How to split a big CSV file using Linux or macOS Terminal?
Table of Contents
So, you’ve got your hands on a massive CSV file, and the task at hand is to break it down into smaller, more manageable chunks. Whether it’s for avoiding limitations in CSV editors or for ease of handling, the Linux or macOS Terminal has got you covered with a straightforward utility: split
. For a detailed reference, consult the split man page.
Basic Usage
The split
command offers versatility in breaking up files based on lines, bytes, or a specified number of parts. This flexibility makes it suitable for both text-based and binary files. For our CSV file, which is essentially a structured text file, we’ll leverage the lines
parameter.
split -l 100000 filename.csv
This basic command generates segmented files labeled xaa, xab, xac, and so forth. To further organize and enhance the filenames, let’s explore additional features.
Adding Structure with Prefixes and Numeric Suffixes
The split
command allows customization by introducing two useful parameters: -d
for numeric suffixes and the prefix
parameter for generated files. Here’s an example:
split -l 100000 -d filename.csv file_
This command results in files named file_01, file_02, file_03, and so on. To refine the naming convention, we can append “.csv” to all generated files:
for i in $(find file_*); do mv $i "$i.csv"; done
Ensuring Consistent Headers
Dealing with CSV files means contending with header lines. If your split files lack the initial header present in the original file, follow these steps to ensure consistency.

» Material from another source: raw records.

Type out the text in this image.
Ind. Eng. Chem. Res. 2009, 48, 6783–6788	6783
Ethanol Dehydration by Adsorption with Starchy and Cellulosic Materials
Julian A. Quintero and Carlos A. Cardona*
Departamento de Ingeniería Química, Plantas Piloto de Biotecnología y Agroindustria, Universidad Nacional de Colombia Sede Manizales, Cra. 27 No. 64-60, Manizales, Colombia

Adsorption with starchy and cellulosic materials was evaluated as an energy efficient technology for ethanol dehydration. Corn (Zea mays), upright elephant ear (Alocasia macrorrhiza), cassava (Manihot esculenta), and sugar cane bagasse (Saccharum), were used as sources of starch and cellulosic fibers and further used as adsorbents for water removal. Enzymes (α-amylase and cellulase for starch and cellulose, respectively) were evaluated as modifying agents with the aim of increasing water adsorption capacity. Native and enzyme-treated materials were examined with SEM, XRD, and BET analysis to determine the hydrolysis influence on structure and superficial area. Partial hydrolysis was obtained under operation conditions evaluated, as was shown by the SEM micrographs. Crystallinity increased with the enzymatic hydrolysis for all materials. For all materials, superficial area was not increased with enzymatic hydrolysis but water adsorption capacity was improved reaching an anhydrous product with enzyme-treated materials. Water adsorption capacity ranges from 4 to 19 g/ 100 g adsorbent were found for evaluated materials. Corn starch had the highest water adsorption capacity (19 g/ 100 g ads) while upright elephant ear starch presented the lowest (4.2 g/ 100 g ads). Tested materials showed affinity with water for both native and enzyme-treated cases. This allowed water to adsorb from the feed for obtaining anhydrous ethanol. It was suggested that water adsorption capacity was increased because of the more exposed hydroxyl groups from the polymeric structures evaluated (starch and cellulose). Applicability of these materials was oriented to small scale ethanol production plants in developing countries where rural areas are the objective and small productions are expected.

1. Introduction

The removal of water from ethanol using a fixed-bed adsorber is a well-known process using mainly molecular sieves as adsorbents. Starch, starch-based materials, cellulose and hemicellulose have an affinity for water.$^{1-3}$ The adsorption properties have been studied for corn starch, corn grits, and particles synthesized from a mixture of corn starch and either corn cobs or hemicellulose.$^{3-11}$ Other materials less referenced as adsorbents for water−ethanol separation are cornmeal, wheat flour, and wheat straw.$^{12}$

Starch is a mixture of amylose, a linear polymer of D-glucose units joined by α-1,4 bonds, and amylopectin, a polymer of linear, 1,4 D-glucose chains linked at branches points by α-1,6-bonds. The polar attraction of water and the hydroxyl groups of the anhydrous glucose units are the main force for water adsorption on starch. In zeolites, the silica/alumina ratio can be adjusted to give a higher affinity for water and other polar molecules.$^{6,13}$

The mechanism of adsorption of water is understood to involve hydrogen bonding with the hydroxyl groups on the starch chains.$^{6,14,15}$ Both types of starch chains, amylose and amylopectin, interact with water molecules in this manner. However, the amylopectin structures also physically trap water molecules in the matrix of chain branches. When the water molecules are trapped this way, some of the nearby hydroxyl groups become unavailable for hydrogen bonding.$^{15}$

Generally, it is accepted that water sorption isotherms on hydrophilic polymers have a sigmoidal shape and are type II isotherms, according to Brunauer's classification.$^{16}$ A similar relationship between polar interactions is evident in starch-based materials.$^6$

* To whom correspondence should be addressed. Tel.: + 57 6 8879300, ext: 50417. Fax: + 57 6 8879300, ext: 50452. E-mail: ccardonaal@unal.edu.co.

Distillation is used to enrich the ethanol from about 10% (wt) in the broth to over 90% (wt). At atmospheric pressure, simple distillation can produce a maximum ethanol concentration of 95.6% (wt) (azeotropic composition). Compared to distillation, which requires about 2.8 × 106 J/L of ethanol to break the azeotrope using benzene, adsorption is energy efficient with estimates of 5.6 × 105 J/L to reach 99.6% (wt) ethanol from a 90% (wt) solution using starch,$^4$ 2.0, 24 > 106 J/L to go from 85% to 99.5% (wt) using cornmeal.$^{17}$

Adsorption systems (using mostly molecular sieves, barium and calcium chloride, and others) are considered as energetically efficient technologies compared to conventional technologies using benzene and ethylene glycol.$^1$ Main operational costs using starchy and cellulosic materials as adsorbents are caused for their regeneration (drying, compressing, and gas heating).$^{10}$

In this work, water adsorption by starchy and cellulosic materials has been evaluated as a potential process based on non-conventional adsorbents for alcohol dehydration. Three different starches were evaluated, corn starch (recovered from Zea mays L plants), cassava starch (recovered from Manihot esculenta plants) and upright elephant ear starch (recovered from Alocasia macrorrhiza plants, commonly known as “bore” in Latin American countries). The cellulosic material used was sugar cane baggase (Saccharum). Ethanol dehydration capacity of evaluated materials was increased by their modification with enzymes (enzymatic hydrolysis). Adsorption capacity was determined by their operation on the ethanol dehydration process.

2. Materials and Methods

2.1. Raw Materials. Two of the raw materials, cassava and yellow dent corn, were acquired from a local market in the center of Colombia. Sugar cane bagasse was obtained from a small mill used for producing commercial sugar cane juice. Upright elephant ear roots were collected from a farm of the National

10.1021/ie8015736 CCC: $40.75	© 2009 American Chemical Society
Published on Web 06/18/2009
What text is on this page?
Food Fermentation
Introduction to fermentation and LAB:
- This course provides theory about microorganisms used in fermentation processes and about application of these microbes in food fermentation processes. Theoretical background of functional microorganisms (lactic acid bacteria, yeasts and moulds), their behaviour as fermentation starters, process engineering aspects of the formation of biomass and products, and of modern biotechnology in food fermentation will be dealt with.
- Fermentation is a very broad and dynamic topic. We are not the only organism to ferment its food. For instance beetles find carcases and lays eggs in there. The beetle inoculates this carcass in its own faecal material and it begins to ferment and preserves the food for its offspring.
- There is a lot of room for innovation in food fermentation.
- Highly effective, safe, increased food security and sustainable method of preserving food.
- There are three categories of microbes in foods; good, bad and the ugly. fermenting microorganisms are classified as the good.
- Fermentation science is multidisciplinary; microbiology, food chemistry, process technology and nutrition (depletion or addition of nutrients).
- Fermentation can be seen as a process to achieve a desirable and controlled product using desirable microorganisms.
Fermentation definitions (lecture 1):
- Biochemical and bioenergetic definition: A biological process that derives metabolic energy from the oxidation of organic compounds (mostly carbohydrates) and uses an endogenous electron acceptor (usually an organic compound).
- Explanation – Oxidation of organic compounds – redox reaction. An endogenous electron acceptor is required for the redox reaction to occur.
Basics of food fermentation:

for i in $(find . -type f -name "file_*.csv" -not -name "file_00.csv");
do echo -e "$(head -1 file_00.csv)\n$(cat $i)" > $i;
done
This script copies the first line (header) from file_00.csv to all other split files, maintaining uniformity across segments.
Putting It All Together
To summarize the process:
Step 1: Split the CSV file into parts of 100,000 lines and prefix the generated files with “file_”.
split -l 100000 -d filename.csv file_
Step 2: Add “.csv” to all generated files.
for i in $(find file_*); do mv $i "$i.csv"; done
Step 3: Copy the header from the first generated file to the beginning of the other files.
for i in $(find . -type f -name "file_*.csv" -not -name "file_00.csv");
do echo -e "$(head -1 file_00.csv)\n$(cat $i)" > $i;
done
By following these steps, you can efficiently manage and manipulate large CSV files in a Unix-like environment using the command line.